Maya read it again. No cause of death was listed. She tried putting the names “Andrew Burkett” and “Theo Mora” in the same search. Two Franklin Biddle Academy pages came up. One was the link to the “In Memoriam” listing she’d already visited. She clicked the other link and landed on the school’s “Varsity Sports Booster” page. She found an archive of all the team rosters. Maya headed to the soccer page for that year.

Lo and behold, Andrew and Theo Mora had been teammates.

Could two seniors in the same high school on the same soccer team dying less than two months apart be a coincidence?

Sure.

But when you add in the Tom Douglass payoffs, when you add in Claire driving to Philadelphia, when you add in that Tom Douglass was now missing and Claire had been tortured and murdered . . .

No coincidence.

She checked the rest of the roster. Joe, a post-grad that year, had been on the team too. No surprise—he was a co-captain. But, man, that was a lot of death for one high school soccer team.

She clicked another link and found a photograph of the team. Half the team was standing, half kneeling in front of them. They all looked proud and young and healthy. Maya’s eyes quickly found Joe standing—again no surprise—in the dead center. The rakish smile had been there, even then. She looked at him for a moment, so damn handsome and confident, so ready to take on the world and knowing that he would always whip it, and she couldn’t help but think about his ultimate fate.

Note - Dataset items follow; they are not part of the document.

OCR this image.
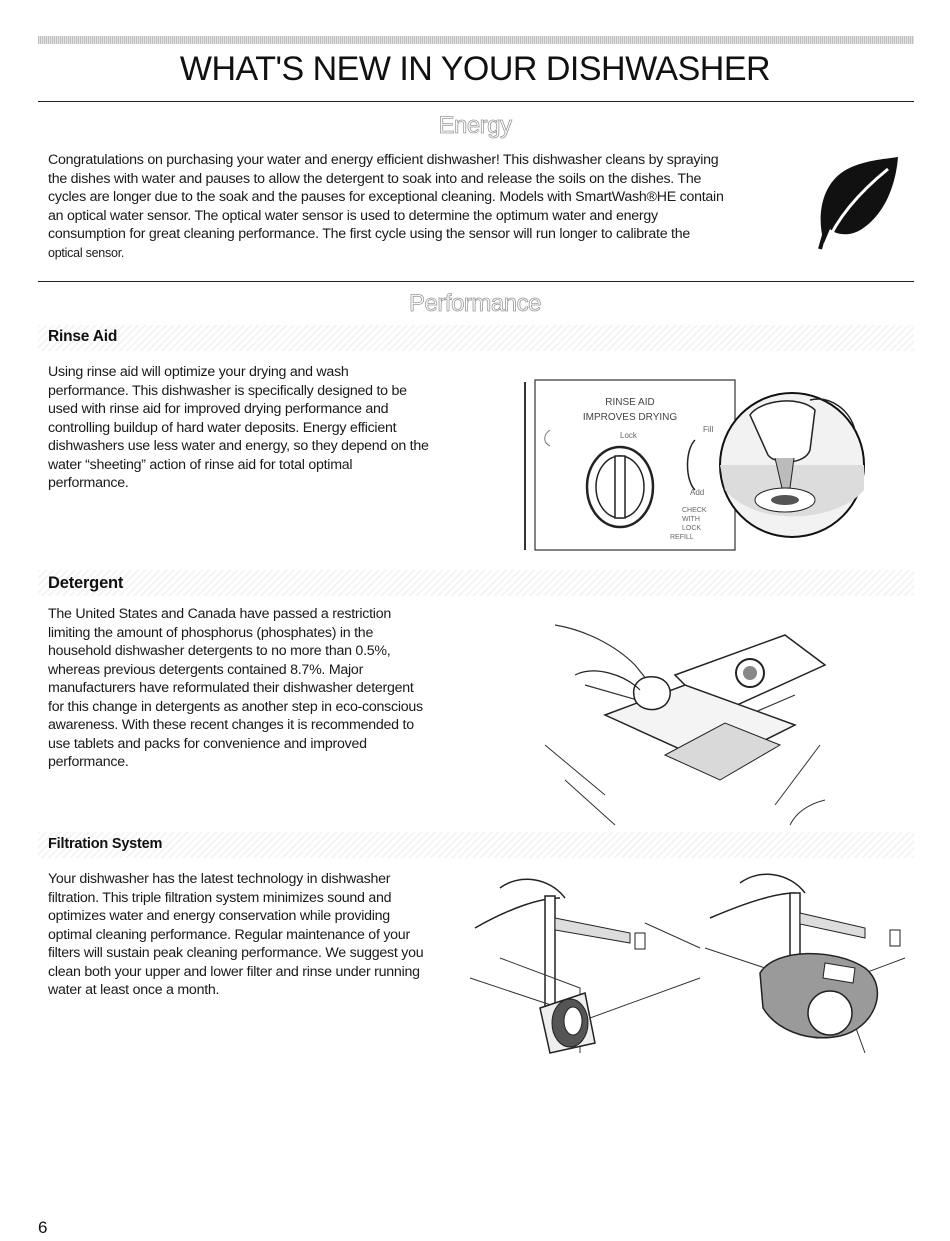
WHAT'S NEW IN YOUR DISHWASHER
Energy

Congratulations on purchasing your water and energy efficient dishwasher! This dishwasher cleans by spraying

the dishes with water and pauses to allow the detergent to soak into and release the soils on the dishes. The

cycles are longer due to the soak and the pauses for exceptional cleaning. Models with SmartWash®HE contain

an optical water sensor. The optical water sensor is used to determine the optimum water and energy

consumption for great cleaning performance. The first cycle using the sensor will run longer to calibrate the

optical sensor.

Performance
Rinse Aid

Using rinse aid will optimize your drying and wash

performance. This dishwasher is specifically designed to be

used with rinse aid for improved drying performance and

controlling buildup of hard water deposits. Energy efficient

dishwashers use less water and energy, so they depend on the

water “sheeting” action of rinse aid for total optimal

performance.

RINSE AID
IMPROVES DRYING
Lock
Fill
Add
CHECK
WITH
LOCK
REFILL
Detergent

The United States and Canada have passed a restriction

limiting the amount of phosphorus (phosphates) in the

household dishwasher detergents to no more than 0.5%,

whereas previous detergents contained 8.7%. Major

manufacturers have reformulated their dishwasher detergent

for this change in detergents as another step in eco-conscious

awareness. With these recent changes it is recommended to

use tablets and packs for convenience and improved

performance.

Filtration System

Your dishwasher has the latest technology in dishwasher

filtration. This triple filtration system minimizes sound and

optimizes water and energy conservation while providing

optimal cleaning performance. Regular maintenance of your

filters will sustain peak cleaning performance. We suggest you

clean both your upper and lower filter and rinse under running

water at least once a month.

6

In the team picture, Andrew stood next to his brother, almost literally in Joe’s shadow. Theo Mora was in the front row on one knee, second from the right. He still had the awkward, forced smile. Maya scanned the other faces, hoping one might be familiar. None were. Three of these other boys had been on the yacht that night. Had she ever met any of them before? She didn’t think so.

She moved back to the roster and printed out the names. In the morning, she could look them up and . . .

And what?

Call or email them, she guessed. Ask if they’d been on that yacht. See if they knew anything about what happened to Andrew or, perhaps more relevantly, how Theo Mora had died.

She kept searching online, but nothing new came up. Maya couldn’t help but wonder whether Claire had done something similar. Unlikely. Odds were that she had learned something from Tom Douglass, something about this damn school, and with Claire’s go-right-to-the-top philosophy, she had driven down to Franklin Biddle Academy and started asking questions.

Had that been what got her killed?

One way to find out. The next day Maya would take a road trip to Philadelphia.